我々の仲間の葬儀社3社にて、現在、葬儀後に遺族の人にアンケートを行っております。我々として改めるべきことや、遺族の人がどんなことに気を使っているのかなどを把握するためです。「葬儀のアンケートなんて、不謹慎な」という葬儀社仲間の意見もあり、現在この取り組みを行っているのは3社だけです。
当初、アンケートの回答なんて、するわけないという大方の予想を覆し、葬儀施工件数に対して6割ぐらいは回答を頂戴しているような状況です。遺族の人たちも、我々葬儀社に対してやはり言いたいことがたくさんあるのかなと感じています。
さて、最近戻ってきたアンケートの中で、宗旨についてのことがありましたので、本日はそのお話をしたいと思います。
アンケートを書かれた方は、たぶん故人の三女さん。喪主は、故人の奥様(アンケートを書かれた方の母親)でした。
アンケートには、母親と子供達の希望が異なり、何もわからないままに学会葬を行った。不安で仕方がなかったのが、葬儀社担当者の親切な対応で、小さいながらも心のこもった葬儀が出来たと書かれておりました。
喪主となった母親の創価学会員だったのでしょうか。そのことを子供達は、知っていても、宗教団体である創価学会を良く知らないので、不安だったのではないでしょうか。また、一族がすべて学会員なのであれば、それほど、問題はないでしょうが、学会葬として、葬儀をすれば、お墓のことやら仏壇のことやらいろいろとあり、子供達も心ならずとも創価学会員にならねばならないと感じたのでしょうか。いろいろと将来のことを含めて、不安に思うことがたくさんあったのだと思います。そして、お葬式だけは何とか執り行うことが出来たという安堵が、このようなアンケートの回答となったような気がします。その後の不安はをどのように対応しているのかを少し聞きたい気持ちもあります。
このアンケートを見た翌日、私の家内の実家から電話がありました。義母から、私に相談があるとのことでした。それは、祖母のことでした。現在、祖母は、心臓の病気と痴ほう症のため、老人施設に入っております。その施設に家族でない人が、祖母を訪ねてきたそうです。施設から、その後家族に連絡があり、その人を知っているかと尋ねられたそうですが、家族には心当たりがなく、不審に思った義母が、祖母の持ち物をいろいろと調べていると、祖母がまだ元気だったころに入会していた統一教会の人らしいことがわかりました。祖母が現在の施設に入る前までは、義母のお兄さんが祖母の面倒を見ていたときに、祖母が統一教会に入っていることが分かり、いろいろとお金を教会に使っているのを見てお兄さんがやめさせて、お兄さんが入会している創価学会員になった経緯を聞きました。縁が切れたいたと思っていた宗教団体の人が突然訪ねてくることが、怖いと感じた義母から、相談を受けました。悪い想像をたくさんしていました。

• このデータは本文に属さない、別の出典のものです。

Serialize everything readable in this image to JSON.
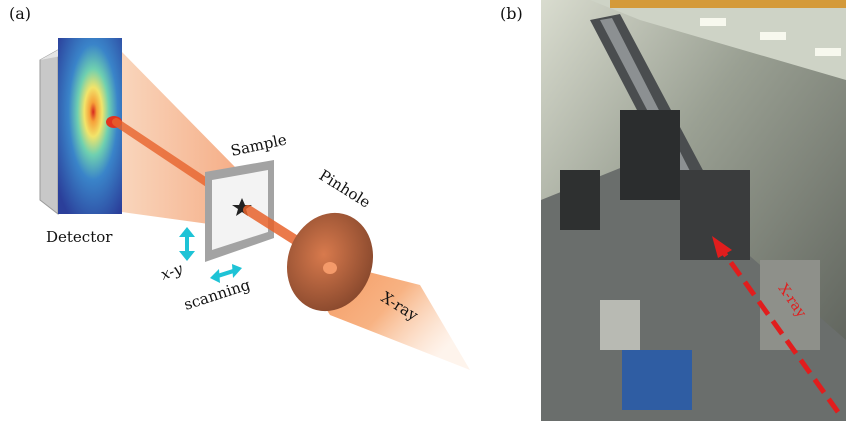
{
  "panel_a": {
    "letter": "(a)",
    "labels": {
      "detector": "Detector",
      "sample": "Sample",
      "pinhole": "Pinhole",
      "xy": "x-y",
      "scanning": "scanning",
      "xray": "X-ray"
    },
    "colors": {
      "beam": "#f07a3a",
      "arrow": "#1ec3d6",
      "sample_frame": "#9a9a9a",
      "detector_frame": "#b8b8b8"
    }
  },
  "panel_b": {
    "letter": "(b)",
    "photo_label": "X-ray",
    "colors": {
      "dashed_arrow": "#e11d1d"
    }
  }
}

祖母が死んだら、その宗教団体に遺産を寄付するような契約があるのではないか。だから、そろそろかなと思って祖母の様子を見に来たのではないかといろいろです。まあ、祖母はまだ生きている訳だからいろいろと手を打つことは出来るはずだから、実態がどうなっているのかを良く調べることが大切ですよ。土地や建物の登記や祖母名義の預貯金などを良く調査してください。何か変なことがあれば、現時点での被害はないわけですし、仮に祖母が遺言書などを作成しているのであれば、その痕跡があるのかないのか。また、遺言書の効力云々については、弁護士さんなりとよくよく相談されるべきです。まだ手を打つことは出来るから、不安になる前に義母の兄弟姉妹とよく相談されてから行動してくださいとアドバイスを行いました。

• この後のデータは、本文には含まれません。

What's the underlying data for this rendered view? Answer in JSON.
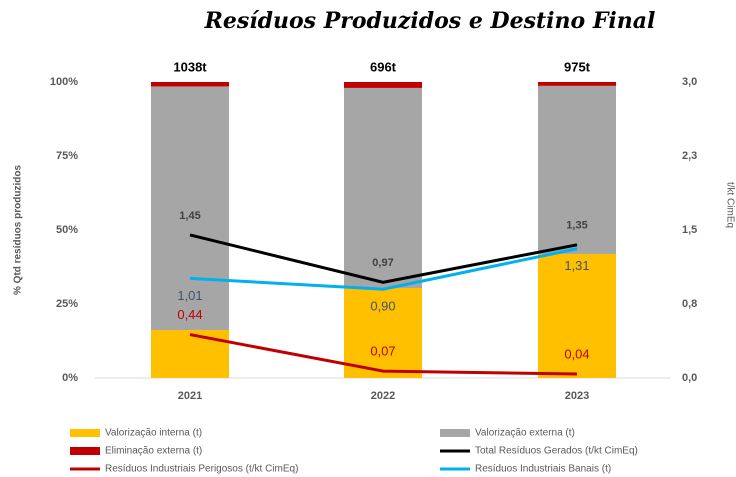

よく考えると、それにしても祖母は、人が良すぎるなあと感じます。たぶんに誰かに誘われ統一教会に入会、子供に言われ退会。そして別の宗教団体に入会。果たしてどの宗教で葬儀をするのでしょうか。身内のことだけに心配です。少し中に入って整理してあげないといけないし、葬儀を行う段階になって、あれこれ内輪でもめるのは大変だと思います。
世の中、いろんな宗教団体がありますが、皆さんがたの家族の中でそう言った団体に入会している人がいるのではないでしょうか。生きている間は、それほど問題ないでしょうか。宗教とお墓や仏壇と言ったものがつながっているので、その人だけの問題なく、死後もどうしていくのかを問題なのかもしれません。一度家族で宗教について考える必要があるかもしれません。